Она заметила, что в кармане у него лежит что-то тяжелое… Так вот как это будет.

— Напиши еще что-нибудь, пока я хожу, — сказал он. — Вот тебе карандаш. Скажи, что ты не можешь жить без меня, ну что-нибудь в этом роде. Нам нужно сделать все по правилам, как это всегда делается.

Малыш вышел в коридор и позвал Пайкера, тот указал ему, куда идти, и он стал подниматься по лестнице. У статуэтки он обернулся и посмотрел на обшитые панелями стены бара. Такие минуты обычно запечатлеваются в памяти — ветер на конце мола, кафе Шерри и певец, свет фонаря, падающий на молодое бургундское, торжество обладания в тот момент, когда Кьюбит ломился в дверь. Малыш обнаружил, что вспоминает все это без отвращения; ему показалось даже, что где-то внутри у него, словно нищенка у безлюдного дома, шевельнулась нежность, но привычка ненавидеть сковывала его. Повернувшись спиной к бару, он стал подниматься по лестнице. Он говорил себе, что скоро опять будет свободен… Найдут записку… Он ведь не мог знать, что она так отчаялась из-за того, что он сообщил ей о необходимости расстаться; должно быть, она нашла пистолет в комнате Дэллоу и захватила его с собой. Конечно, проверят отпечатки пальцев, и тогда… Он посмотрел сквозь окно уборной: невидимые волны бились под утесом. Жизнь потечет дальше. Ни до кого ему больше не будет дела, переживания других людей перестанут, как волны, биться об его мозг, он снова станет свободен, ни о чем не нужно будет думать, только о себе. «Я сам». Среди фарфоровых раковин, кранов, пробок, бумажных отходов это слово прозвучало, точно название туалетной принадлежности. Он вынул из кармана револьвер и зарядил его — две пули.
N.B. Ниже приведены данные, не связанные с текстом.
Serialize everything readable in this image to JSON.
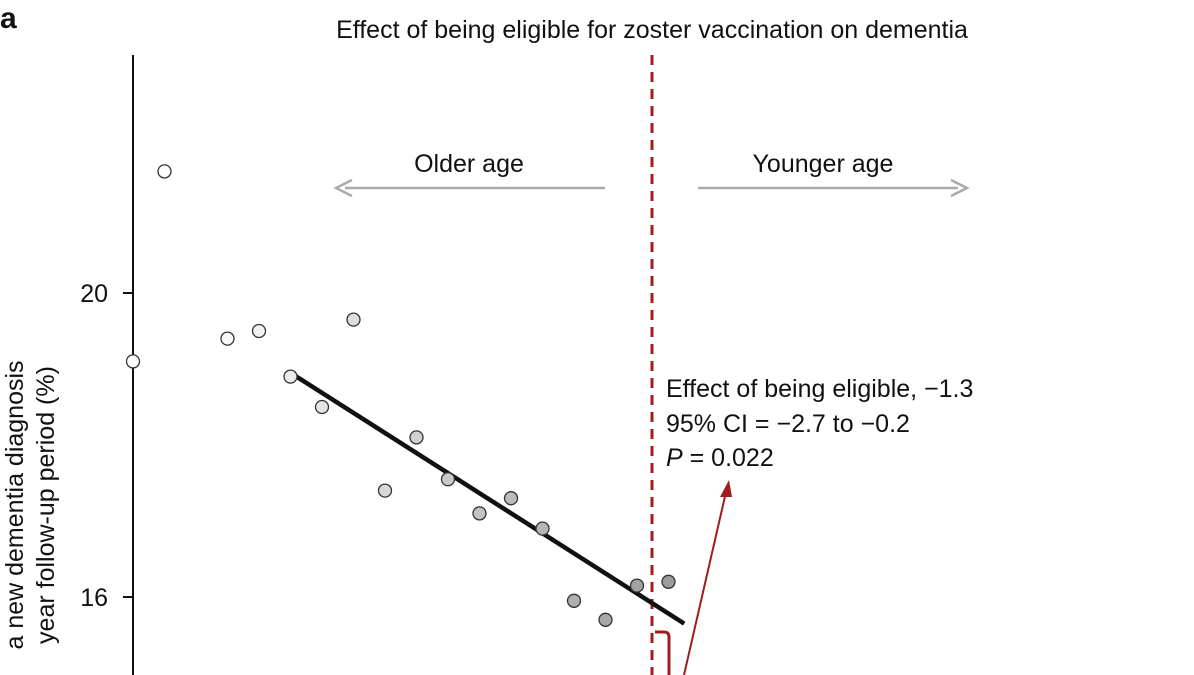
{
  "panel_label": "a",
  "chart_data": {
    "type": "scatter",
    "title": "Effect of being eligible for zoster vaccination on dementia",
    "ylabel_lines": [
      "a new dementia diagnosis",
      "year follow-up period (%)"
    ],
    "yticks": [
      20,
      16
    ],
    "y_visible_range": [
      14.9,
      23.2
    ],
    "cutoff_label_left": "Older age",
    "cutoff_label_right": "Younger age",
    "annotation": {
      "line1": "Effect of being eligible, −1.3",
      "line2": "95% CI = −2.7 to −0.2",
      "line3_symbol": "P",
      "line3_rest": " = 0.022"
    },
    "series": [
      {
        "values": [
          {
            "x": 0,
            "y": 19.1
          },
          {
            "x": 1,
            "y": 21.6
          },
          {
            "x": 3,
            "y": 19.4
          },
          {
            "x": 4,
            "y": 19.5
          },
          {
            "x": 7,
            "y": 19.65
          },
          {
            "x": 5,
            "y": 18.9
          },
          {
            "x": 6,
            "y": 18.5
          },
          {
            "x": 8,
            "y": 17.4
          },
          {
            "x": 9,
            "y": 18.1
          },
          {
            "x": 10,
            "y": 17.55
          },
          {
            "x": 11,
            "y": 17.1
          },
          {
            "x": 12,
            "y": 17.3
          },
          {
            "x": 13,
            "y": 16.9
          },
          {
            "x": 14,
            "y": 15.95
          },
          {
            "x": 15,
            "y": 15.7
          },
          {
            "x": 16,
            "y": 16.15
          },
          {
            "x": 17,
            "y": 16.2
          }
        ]
      }
    ],
    "fit_line": {
      "x_start": 5,
      "y_start": 18.95,
      "x_end": 17.5,
      "y_end": 15.65
    },
    "colors": {
      "axis": "#111111",
      "marker_edge": "#333333",
      "fit_line": "#111111",
      "cutoff": "#a11d1d",
      "arrow_gray": "#aaaaaa",
      "marker_light": "#ffffff",
      "marker_dark": "#9a9a9a"
    }
  }
}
В зеркале над умывальником он увидел, как рука его движется вокруг этой металлической штуки, несущей смерть, ставит револьвер на предохранитель. Там, внизу, кончились последние известия, и снова заиграла музыка — вой поднимался наверх, словно пес выл над могилой, а к стеклам окон влажным ртом прижималась кромешная тьма. Он положил револьвер обратно в карман и вышел в коридор. Это был следующий ход. Еще одна статуэтка со скорбными, как у надгробного изваяния, руками и гирляндой мраморных цветов воплощала какую-то непостижимую мораль, и он снова почувствовал предательский прилив жалости.